To make a really tasty (and super versatile!) dressing you only need 4 ingredients. Plus salt. But here's the real kicker: The measurements don't need to be exact. Once you do this a few times, you don't need to bother with measuring spoons unless you want to.
The measurements I'm giving you are great place to start.
Can you make substitutions (lemon juice instead of vinegar, for example)? Can you add stuff (herbs, spices)? Yes and yes. You cannot mess this up. If you don't think your creation tastes quite right, tweak away until it does. I personally like a higher proportion of acidic ingredients than most traditional vinaigrettes contain, so that's how I make it!
Classic Vinaigrette with Strawberry, Spinach & Feta Salad
This recipe makes 2 good-sized entrée salads. You can make half the recipe for a single meal, but why not make the whole thing and save half for lunch the following day? Put a serving of vinaigrette in a little jar so you can take it with you on the go and dress your salad when you're ready to eat--no soggy greens! I like adding chicken to this salad (I broil a big batch of chicken breasts every few days and use them for everything), but any protein works here. A great meatless option would be quinoa or sorghum. Note that the vinaigrette recipe makes enough for 4 servings. It keeps in the refrigerator for several days.
Author: Julie~Calm Belly Kitchen Recipe type: Entrée
Prep time: 15 mins Cook time: 0 mins Total time: 15 mins
For Classic Vinaigrette:
6 tbsp extra virgin olive oil
4 tbsp red wine vinegar
2 tsp Dijon mustard
1 tsp sugar or maple syrup
Pinch sea salt
5 oz spinach leaves (about 5 packed cups)
12 medium strawberries
12 to 16 kalamata olives, pitted and chopped
4 tsp sunflower seeds
Freshly ground black pepper to taste
1/2 recipe (approximately) Classic Vinaigrette
6 to 8 oz broiled, roasted or grilled chicken breasts, sliced
2 oz feta, crumbled (about 1/2 packed cup)

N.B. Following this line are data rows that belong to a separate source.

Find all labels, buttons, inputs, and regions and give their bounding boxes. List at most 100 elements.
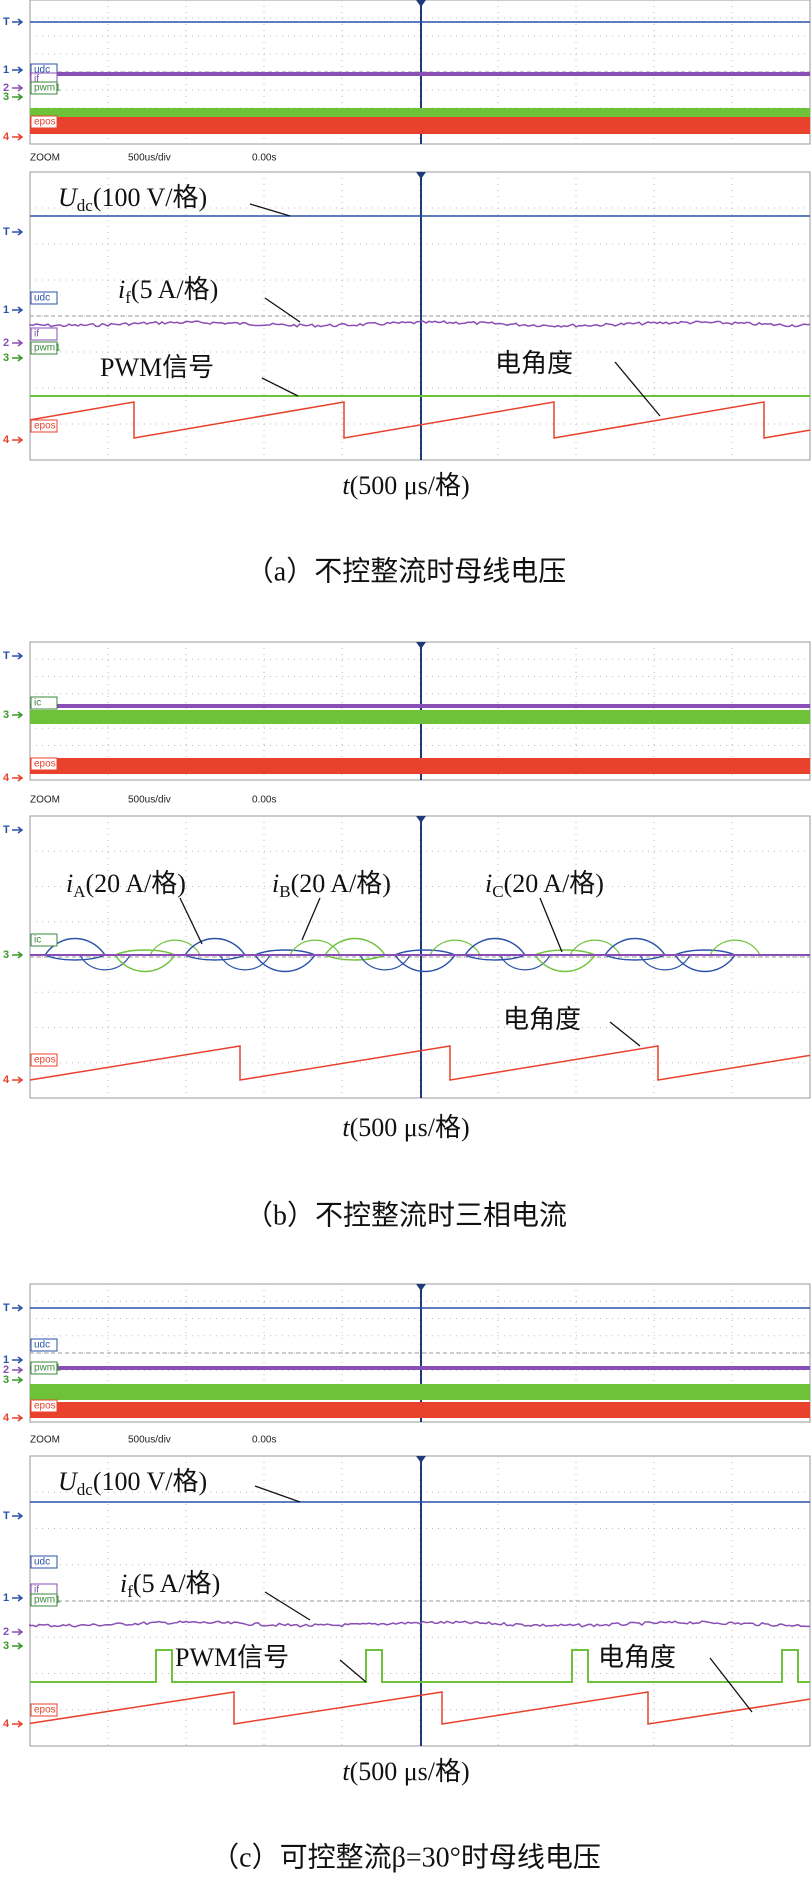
zoom-bar-text: 0.00s [252,153,276,164]
channel-marker: 4 [3,1412,10,1424]
channel-tag: ic [34,698,41,709]
channel-marker: 2 [3,337,9,349]
trace [289,939,341,956]
zoom-bar-text: ZOOM [30,795,60,806]
symbol: t [342,471,350,500]
channel-tag: udc [34,65,50,76]
channel-tag-box [30,341,58,355]
cursor-head [416,816,426,823]
annotation: t(500 μs/格) [342,1113,469,1142]
channel-tag-box [30,419,58,433]
annotation: if(5 A/格) [118,275,218,307]
channel-tag: epos [34,1705,56,1716]
subscript: f [127,1582,133,1601]
annotation: 电角度 [503,1005,581,1034]
marker-arrow [12,826,24,834]
trace [29,1691,811,1725]
channel-tag-box [30,1593,58,1607]
subscript: dc [77,196,94,215]
trace [29,1620,811,1628]
leader-line [301,897,321,941]
zoom-bar-text: 0.00s [252,795,276,806]
channel-tag-box [30,933,58,947]
marker-arrow [12,1414,24,1422]
annotation: if(5 A/格) [120,1569,220,1601]
leader-line [339,1659,367,1683]
channel-marker: 2 [3,1626,9,1638]
annotation: Udc(100 V/格) [58,183,207,215]
channel-marker: T [3,16,10,28]
annotation-text: PWM信号 [175,1643,289,1672]
symbol: U [58,1467,79,1496]
channel-tag: udc [34,1557,50,1568]
symbol: i [485,869,492,898]
annotation-text: (500 μs/格) [350,1757,470,1786]
marker-arrow [12,93,24,101]
subscript: f [125,288,131,307]
channel-tag: epos [34,759,56,770]
annotation-text: 电角度 [598,1643,676,1672]
channel-tag-box [30,1399,58,1413]
channel-marker: 3 [3,949,9,961]
annotation: 电角度 [598,1643,676,1672]
trace [79,954,131,971]
trace [674,949,737,973]
marker-arrow [12,1628,24,1636]
trace [429,939,481,956]
caption: （b）不控整流时三相电流 [245,1199,567,1231]
annotation-text: PWM信号 [100,353,214,382]
marker-arrow [12,1356,24,1364]
channel-tag-box [30,291,58,305]
channel-tag: if [34,74,39,85]
channel-marker: T [3,1302,10,1314]
channel-tag-box [30,1555,58,1569]
channel-marker: 4 [3,1074,10,1086]
annotation: t(500 μs/格) [342,1757,469,1786]
channel-tag-box [30,81,58,95]
channel-marker: 4 [3,772,10,784]
marker-arrow [12,84,24,92]
noise-band [30,1402,810,1418]
annotation: iC(20 A/格) [485,869,604,901]
marker-arrow [12,1720,24,1728]
channel-tag: epos [34,117,56,128]
channel-tag: pwm1 [34,343,61,354]
channel-marker: 1 [3,1354,9,1366]
trace [29,320,811,328]
annotation-text: (5 A/格) [131,275,218,304]
channel-tag-box [30,1361,58,1375]
channel-marker: 2 [3,1364,9,1376]
subscript: dc [77,1480,94,1499]
marker-arrow [12,951,24,959]
cursor-head [416,1456,426,1463]
channel-tag: ic [34,935,41,946]
marker-arrow [12,1512,24,1520]
channel-tag-box [30,757,58,771]
trace [569,939,621,956]
zoom-bar-text: 0.00s [252,1435,276,1446]
channel-tag-box [30,115,58,129]
marker-arrow [12,1376,24,1384]
zoom-bar-text: ZOOM [30,1435,60,1446]
leader-line [249,203,291,217]
marker-arrow [12,18,24,26]
channel-tag-box [30,1053,58,1067]
annotation: iA(20 A/格) [66,869,186,901]
channel-tag: pwm1 [34,83,61,94]
subscript: B [279,882,290,901]
subscript: A [73,882,86,901]
leader-line [539,897,563,953]
noise-band [30,1384,810,1400]
annotation-text: (500 μs/格) [350,1113,470,1142]
channel-marker: 3 [3,91,9,103]
leader-line [261,377,299,397]
trace [114,949,177,973]
trace [30,1649,810,1683]
symbol: i [120,1569,127,1598]
channel-tag: pwm1 [34,1595,61,1606]
annotation: iB(20 A/格) [272,869,391,901]
annotation-text: (500 μs/格) [350,471,470,500]
annotation-text: 电角度 [495,349,573,378]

1. Add all the vinaigrette ingredients to a jar with a tight-fitting lid. Shake it up until combined (or emulsified if we're fancy). Taste and adjust as you like.
2. Add spinach, strawberries, olives, sunflower seeds and black pepper to a large bowl. Add 4 to 5 tbsp of the vinaigrette (a little less than half of the recipe). Toss well and add more vinaigrette if needed. Remaining vinaigrette will keep in the refrigerator for several days.

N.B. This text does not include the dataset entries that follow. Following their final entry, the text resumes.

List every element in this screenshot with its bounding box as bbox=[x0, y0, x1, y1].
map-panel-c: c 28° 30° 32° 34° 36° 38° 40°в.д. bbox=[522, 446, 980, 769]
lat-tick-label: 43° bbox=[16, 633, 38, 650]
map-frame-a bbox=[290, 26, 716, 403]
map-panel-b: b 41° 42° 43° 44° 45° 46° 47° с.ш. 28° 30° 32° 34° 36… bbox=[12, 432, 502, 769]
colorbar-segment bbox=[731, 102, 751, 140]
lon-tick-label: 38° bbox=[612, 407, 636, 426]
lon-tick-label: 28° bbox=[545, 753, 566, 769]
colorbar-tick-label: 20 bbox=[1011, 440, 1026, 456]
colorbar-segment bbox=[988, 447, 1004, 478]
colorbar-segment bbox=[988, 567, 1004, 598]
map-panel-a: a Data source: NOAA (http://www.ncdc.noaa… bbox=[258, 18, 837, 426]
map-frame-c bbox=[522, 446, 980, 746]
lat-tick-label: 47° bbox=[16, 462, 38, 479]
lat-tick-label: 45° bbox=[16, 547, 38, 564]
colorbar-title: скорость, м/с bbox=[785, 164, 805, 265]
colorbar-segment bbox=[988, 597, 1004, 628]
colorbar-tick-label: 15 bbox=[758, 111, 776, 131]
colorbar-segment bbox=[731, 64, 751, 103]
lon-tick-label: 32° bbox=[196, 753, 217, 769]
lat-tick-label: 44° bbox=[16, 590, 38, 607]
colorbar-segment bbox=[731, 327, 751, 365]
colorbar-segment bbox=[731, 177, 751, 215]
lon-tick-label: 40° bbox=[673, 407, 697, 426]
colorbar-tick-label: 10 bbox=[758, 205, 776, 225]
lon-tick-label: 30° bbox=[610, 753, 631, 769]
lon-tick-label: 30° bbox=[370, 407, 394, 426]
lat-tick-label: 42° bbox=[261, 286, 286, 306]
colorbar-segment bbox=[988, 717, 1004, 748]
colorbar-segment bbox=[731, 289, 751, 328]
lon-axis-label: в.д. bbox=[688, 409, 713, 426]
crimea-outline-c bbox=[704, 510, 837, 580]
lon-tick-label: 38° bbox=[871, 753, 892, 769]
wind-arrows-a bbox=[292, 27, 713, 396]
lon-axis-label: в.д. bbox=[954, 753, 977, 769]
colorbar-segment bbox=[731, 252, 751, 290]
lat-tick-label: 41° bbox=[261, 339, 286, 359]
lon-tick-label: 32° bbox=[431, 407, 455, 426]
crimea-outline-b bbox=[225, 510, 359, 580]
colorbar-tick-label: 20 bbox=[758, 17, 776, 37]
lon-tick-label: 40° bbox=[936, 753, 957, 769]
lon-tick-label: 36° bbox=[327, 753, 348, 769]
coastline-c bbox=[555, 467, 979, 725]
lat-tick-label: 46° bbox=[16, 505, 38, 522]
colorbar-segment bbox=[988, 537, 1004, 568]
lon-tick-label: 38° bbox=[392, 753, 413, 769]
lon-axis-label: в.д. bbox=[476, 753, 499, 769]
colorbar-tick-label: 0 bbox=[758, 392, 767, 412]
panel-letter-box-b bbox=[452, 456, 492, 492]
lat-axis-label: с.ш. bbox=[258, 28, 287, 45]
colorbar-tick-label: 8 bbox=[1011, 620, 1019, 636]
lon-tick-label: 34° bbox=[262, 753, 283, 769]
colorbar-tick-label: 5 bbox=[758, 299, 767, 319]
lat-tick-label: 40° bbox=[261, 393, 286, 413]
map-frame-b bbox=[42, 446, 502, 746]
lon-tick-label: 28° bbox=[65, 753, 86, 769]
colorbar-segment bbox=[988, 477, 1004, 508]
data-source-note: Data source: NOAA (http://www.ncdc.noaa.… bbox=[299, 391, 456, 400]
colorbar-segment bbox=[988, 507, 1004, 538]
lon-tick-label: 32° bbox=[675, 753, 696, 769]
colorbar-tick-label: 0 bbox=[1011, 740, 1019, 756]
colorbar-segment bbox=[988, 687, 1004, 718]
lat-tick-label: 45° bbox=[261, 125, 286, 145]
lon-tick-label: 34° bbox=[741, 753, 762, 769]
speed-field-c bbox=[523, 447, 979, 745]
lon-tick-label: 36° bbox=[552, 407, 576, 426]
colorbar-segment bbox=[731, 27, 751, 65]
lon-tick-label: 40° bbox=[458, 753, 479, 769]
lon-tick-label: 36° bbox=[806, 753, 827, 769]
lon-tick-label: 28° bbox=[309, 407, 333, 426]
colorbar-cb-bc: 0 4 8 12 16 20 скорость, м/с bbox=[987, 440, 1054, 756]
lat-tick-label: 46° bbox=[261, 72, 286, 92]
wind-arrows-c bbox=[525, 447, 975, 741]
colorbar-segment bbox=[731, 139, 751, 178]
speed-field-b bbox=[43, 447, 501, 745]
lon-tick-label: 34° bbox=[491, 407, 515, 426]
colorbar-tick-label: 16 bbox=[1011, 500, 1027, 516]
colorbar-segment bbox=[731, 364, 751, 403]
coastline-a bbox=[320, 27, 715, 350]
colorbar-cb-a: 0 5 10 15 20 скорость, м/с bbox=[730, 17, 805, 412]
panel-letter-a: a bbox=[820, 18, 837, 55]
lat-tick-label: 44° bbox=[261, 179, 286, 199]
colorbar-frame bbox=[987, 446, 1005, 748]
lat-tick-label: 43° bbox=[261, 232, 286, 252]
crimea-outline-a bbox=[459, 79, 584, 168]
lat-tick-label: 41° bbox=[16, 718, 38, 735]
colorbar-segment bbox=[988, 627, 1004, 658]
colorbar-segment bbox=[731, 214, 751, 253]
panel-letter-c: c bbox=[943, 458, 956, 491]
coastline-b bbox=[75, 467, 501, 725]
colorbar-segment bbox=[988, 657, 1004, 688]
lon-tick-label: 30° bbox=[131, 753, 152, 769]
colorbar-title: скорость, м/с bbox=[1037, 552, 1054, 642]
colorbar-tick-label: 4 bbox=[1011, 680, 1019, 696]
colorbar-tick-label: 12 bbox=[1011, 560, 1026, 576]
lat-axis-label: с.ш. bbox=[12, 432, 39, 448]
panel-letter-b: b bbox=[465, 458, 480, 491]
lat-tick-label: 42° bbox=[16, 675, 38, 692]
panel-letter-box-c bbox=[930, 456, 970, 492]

3. Divide salad between two bowls and top with sliced chicken. Sprinkle with feta and enjoy.
Nutrition Information (with 12 olives and 6 oz chicken)

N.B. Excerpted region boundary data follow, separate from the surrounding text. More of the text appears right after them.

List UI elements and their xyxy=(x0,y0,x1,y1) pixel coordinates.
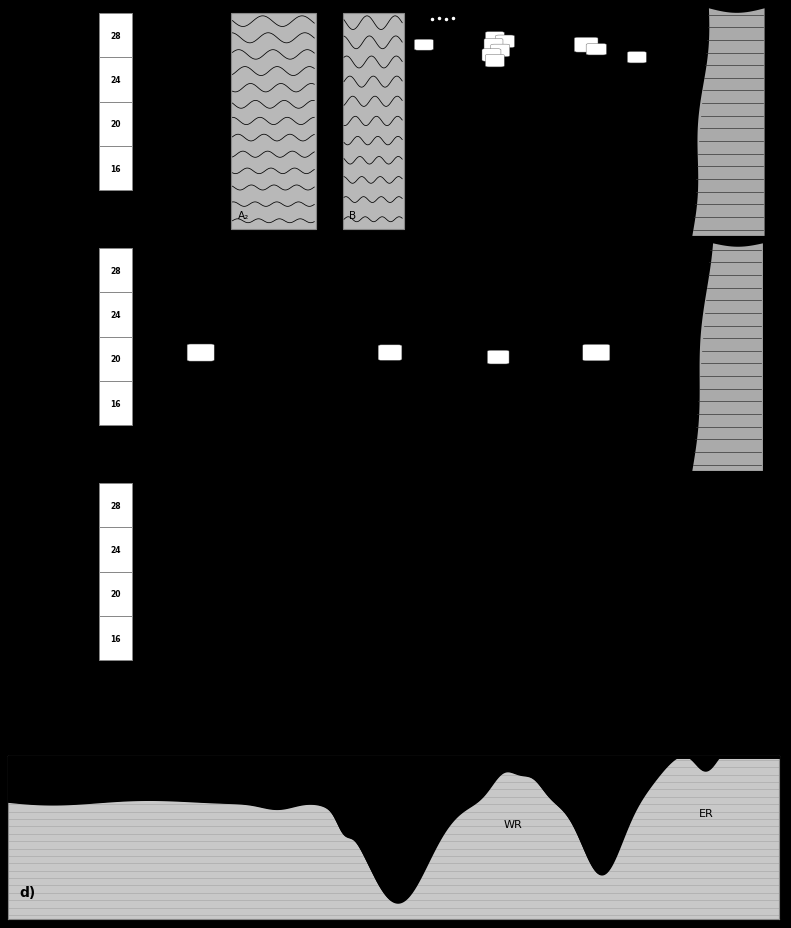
Bar xyxy=(99,293,131,337)
Text: 24: 24 xyxy=(110,76,121,84)
Bar xyxy=(99,483,131,528)
Bar xyxy=(99,572,131,616)
FancyBboxPatch shape xyxy=(627,53,646,64)
FancyBboxPatch shape xyxy=(495,36,514,48)
Text: B: B xyxy=(350,211,357,221)
Bar xyxy=(99,147,131,191)
Text: 28: 28 xyxy=(110,501,121,510)
Text: d): d) xyxy=(20,885,36,899)
Text: 16: 16 xyxy=(110,399,121,408)
FancyBboxPatch shape xyxy=(574,38,598,53)
Text: 16: 16 xyxy=(110,634,121,643)
Text: 20: 20 xyxy=(110,354,121,364)
Bar xyxy=(99,102,131,147)
FancyBboxPatch shape xyxy=(486,32,505,45)
Polygon shape xyxy=(692,244,763,471)
Text: A₂: A₂ xyxy=(238,211,249,221)
FancyBboxPatch shape xyxy=(484,39,503,52)
FancyBboxPatch shape xyxy=(187,344,214,362)
Text: 24: 24 xyxy=(110,311,121,319)
Bar xyxy=(343,14,403,230)
Text: 20: 20 xyxy=(110,120,121,129)
Text: 20: 20 xyxy=(110,589,121,599)
Polygon shape xyxy=(692,9,765,237)
Text: ER: ER xyxy=(698,808,713,818)
FancyBboxPatch shape xyxy=(583,345,610,361)
Text: WR: WR xyxy=(504,819,522,830)
FancyBboxPatch shape xyxy=(586,45,607,56)
Bar xyxy=(99,249,131,293)
Bar xyxy=(99,528,131,572)
Text: 28: 28 xyxy=(110,266,121,276)
FancyBboxPatch shape xyxy=(482,49,501,62)
Bar xyxy=(231,14,316,230)
Bar xyxy=(99,381,131,426)
Bar xyxy=(99,14,131,58)
Bar xyxy=(99,616,131,661)
FancyBboxPatch shape xyxy=(490,45,509,58)
Text: 24: 24 xyxy=(110,546,121,554)
FancyBboxPatch shape xyxy=(487,351,509,365)
Text: 28: 28 xyxy=(110,32,121,41)
Bar xyxy=(99,58,131,102)
Bar xyxy=(99,337,131,381)
FancyBboxPatch shape xyxy=(486,56,505,68)
FancyBboxPatch shape xyxy=(378,345,402,361)
FancyBboxPatch shape xyxy=(414,40,433,51)
Text: 16: 16 xyxy=(110,164,121,174)
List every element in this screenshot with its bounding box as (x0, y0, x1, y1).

Serving size: 1/2 of recipe Calories: 484 Fat: 35g Saturated fat: 8g Carbohydrates: 13g Sugar: 6g Sodium: 848mg Fiber: 4g Protein: 35g
-I use Dijon mustard in my vinaigrette not just for flavor, but because it's an emulsifier. Which means, it keeps the oil and vinegar from separating for longer, even after you've put it your salad. (Here's more info for the food science nerds. Of which I am one.)
-I also use a little somethin' sweet in my vinaigrette. Sugar (I usually just use the plain old white stuff) creates a more complex, balanced flavor. You can use any type of sweet stuff you like. Maple syrup is great, and it's an emulsifier too!